Von digitaler Materialität zu digitalem Islam
Was ist digitale Materialität und kann das Konzept in den islamisch-theologischen Studien gewinnbringend angewendet werden? Zur Erörterung dieser Fragen kamen die Wissenschaftler_innen der AIWG-Forschungsgruppe Islam und Digitalität im Mai in Erfurt zusammen.
Der erste Teil des Treffens diente der Erörterung der oben aufgeworfenen Fragen auf Basis einer Reihe unterschiedlicher in der Forschung vorgelegten Definitionsansätze digitaler Materialität. Während Materialität im allgemeinen Sprachgebrauch häufig auf Objekte bezogen wird, versteht die Forschung Materialität im Onlinebereich beispielsweise als den beobachtbaren Einfluss digitalen Materials auf Rezipient_innen. Für die Gruppenforschung zur Veränderung normativer Begründungen religiöser Inhalte, hermeneutischer Verfahren, ästhetischer Praktiken und Konstruktionen islamischer Geschichte durch die zunehmende Digitalisierung des Religiösen stellt digitale Materialität somit ein fruchtbares Konzept dar. Abgerundet wurden die theoretischen Überlegungen der Gruppe von einem Keynote-Vortrag von Prof. Dr. Josephine Diecke, Universität Zürich, die den Wandel zur digitalen Materialität anhand eindrücklicher Beispiele aus den Film- und Medienwissenschaften nachzeichnete.
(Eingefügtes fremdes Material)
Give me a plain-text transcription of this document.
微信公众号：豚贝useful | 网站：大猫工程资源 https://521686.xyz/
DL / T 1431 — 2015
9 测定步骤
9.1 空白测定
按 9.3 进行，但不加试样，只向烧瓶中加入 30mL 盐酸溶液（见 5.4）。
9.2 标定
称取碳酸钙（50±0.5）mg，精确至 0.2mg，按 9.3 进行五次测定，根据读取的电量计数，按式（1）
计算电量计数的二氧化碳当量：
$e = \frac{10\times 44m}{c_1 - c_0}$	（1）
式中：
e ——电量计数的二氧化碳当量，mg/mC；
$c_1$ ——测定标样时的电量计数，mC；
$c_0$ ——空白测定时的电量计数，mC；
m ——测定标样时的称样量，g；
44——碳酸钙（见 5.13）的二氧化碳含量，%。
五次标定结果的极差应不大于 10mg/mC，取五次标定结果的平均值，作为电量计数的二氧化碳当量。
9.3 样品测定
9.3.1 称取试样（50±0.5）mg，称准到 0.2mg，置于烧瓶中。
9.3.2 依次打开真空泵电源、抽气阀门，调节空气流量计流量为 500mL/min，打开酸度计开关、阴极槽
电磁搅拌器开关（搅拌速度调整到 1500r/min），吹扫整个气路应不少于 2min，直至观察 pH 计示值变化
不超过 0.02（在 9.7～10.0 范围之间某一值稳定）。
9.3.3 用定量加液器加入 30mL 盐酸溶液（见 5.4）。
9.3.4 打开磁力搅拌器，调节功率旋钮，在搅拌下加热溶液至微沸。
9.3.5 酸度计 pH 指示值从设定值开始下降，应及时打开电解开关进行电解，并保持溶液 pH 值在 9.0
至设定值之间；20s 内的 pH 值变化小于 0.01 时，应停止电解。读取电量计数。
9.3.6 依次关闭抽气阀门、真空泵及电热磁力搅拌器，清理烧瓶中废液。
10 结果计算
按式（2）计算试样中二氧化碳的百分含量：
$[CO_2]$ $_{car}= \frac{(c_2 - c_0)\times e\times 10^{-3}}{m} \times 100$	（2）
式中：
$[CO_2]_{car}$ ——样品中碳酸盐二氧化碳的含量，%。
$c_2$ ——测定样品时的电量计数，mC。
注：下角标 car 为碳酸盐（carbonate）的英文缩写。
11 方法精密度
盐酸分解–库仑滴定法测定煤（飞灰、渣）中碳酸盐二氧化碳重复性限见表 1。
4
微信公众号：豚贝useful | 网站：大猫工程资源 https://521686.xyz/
Den Arbeiten der Nachwuchswissenschaftler_innen widmete sich der zweite Teil des Treffens. Gemeinsam mit Prof. Dr. Anna Neumaier, Ruhr-Universität Bochum, Prof. Dr. Josh Carney, Philliphs-Universität Marburg und Dr. Fouad Gehad Marei, Universität Erfurt, diskutierte die Gruppe vier der Beiträge, die im Rahmen eines Sammelbandes veröffentlicht werden sollen. Dies beinhaltet Studien zur visuellen Darstellung früh-islamischer Geschichte aus schiitischer Perspektive, insbesondere auf Instagram, eine Fallstudie zur zwölferschiitischen Hadithsammlung Ṣaḥīfat ar-Riḍā im Kontext iranischer Datenbanken, Ergebnisse aus einer Interviewstudie zur Audio-Visualität der Ahmadiyya Muslim Jamaat auf sozialen Medien sowie einer Untersuchung von Erinnerungspraktiken deutschsprachiger Muslime mit einem Fokus auf Authentizität.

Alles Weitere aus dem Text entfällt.